Four years later, all has been revealed by the High Court case against the government brought by nearly 50,000 shareholders. In an open court, the usually private workings of the civil service have been laid bare.
In secret letters, e-mails and memos, officials discussed whether the collapse of Railtrack could be triggered by the government withdrawing its financial support. They argued over what the alternatives would be and whether private shareholders, sometimes referred to as "grannies", should be compensated.
The shareholders said this amounted to a malicious plot to destroy the company and reverse privatisation by replacing Railtrack with a not-for-profit alternative.
The government insisted it was simply considering all the options and working up a contingency plan for the possibility it might decide to withdraw support for Railtrack.
No-one disputes the fact that the plan, codenamed Project Ariel, was highly secret. Shareholders were kept in the dark - and many were still buying shares the night before the company collapsed.
During the court case the transport secretary at the time, Stephen Byers, was closely cross-examined and admitted that in the months following the Railtrack administration he was not entirely truthful when questioned by a committee of MPs.

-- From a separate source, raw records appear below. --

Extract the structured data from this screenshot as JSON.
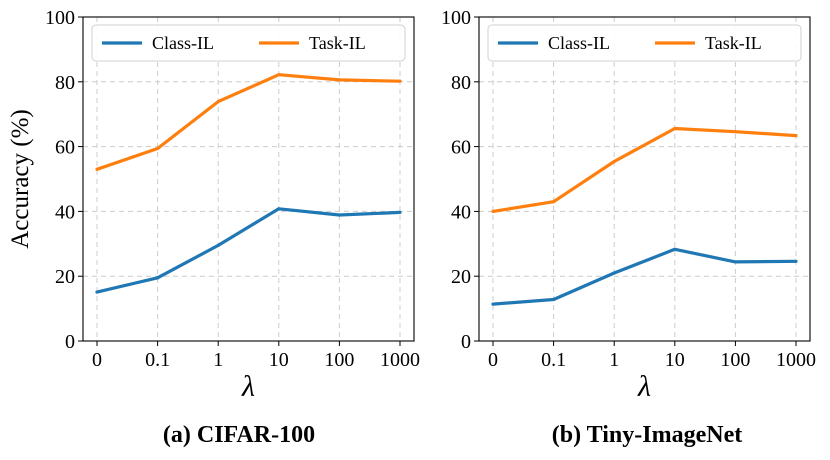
{
  "chart_data": [
    {
      "type": "line",
      "caption": "(a) CIFAR-100",
      "xlabel": "λ",
      "ylabel": "Accuracy (%)",
      "categories": [
        "0",
        "0.1",
        "1",
        "10",
        "100",
        "1000"
      ],
      "ylim": [
        0,
        100
      ],
      "yticks": [
        0,
        20,
        40,
        60,
        80,
        100
      ],
      "grid": true,
      "legend_position": "top",
      "series": [
        {
          "name": "Class-IL",
          "color": "#1f77b4",
          "values": [
            15.1,
            19.5,
            29.5,
            40.8,
            38.9,
            39.7
          ]
        },
        {
          "name": "Task-IL",
          "color": "#ff7f0e",
          "values": [
            53.0,
            59.4,
            73.9,
            82.2,
            80.6,
            80.2
          ]
        }
      ]
    },
    {
      "type": "line",
      "caption": "(b) Tiny-ImageNet",
      "xlabel": "λ",
      "ylabel": "",
      "categories": [
        "0",
        "0.1",
        "1",
        "10",
        "100",
        "1000"
      ],
      "ylim": [
        0,
        100
      ],
      "yticks": [
        0,
        20,
        40,
        60,
        80,
        100
      ],
      "grid": true,
      "legend_position": "top",
      "series": [
        {
          "name": "Class-IL",
          "color": "#1f77b4",
          "values": [
            11.4,
            12.8,
            21.0,
            28.3,
            24.4,
            24.6
          ]
        },
        {
          "name": "Task-IL",
          "color": "#ff7f0e",
          "values": [
            40.0,
            43.0,
            55.4,
            65.6,
            64.6,
            63.4
          ]
        }
      ]
    }
  ]
}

Stephen Byers may be censured by MPs for his untruth
He was asked if he began discussing the demise of Railtrack before a crucial meeting in July 2001, at which the company's chairman warned Mr Byers of the financial difficulties.
His answer at the time was "no". But during the court case he admitted "it is true to say there was work going on so yes that was untrue".
Mr Byers plans to make a personal statement to the House of Commons and may be censured by MPs for his untruth.
The Railtrack shareholders count this as a big victory, an admission that has made the case worth bringing.
They also say that they now have a much clearer understanding of how and why in a single weekend in 2001, their company met its fate.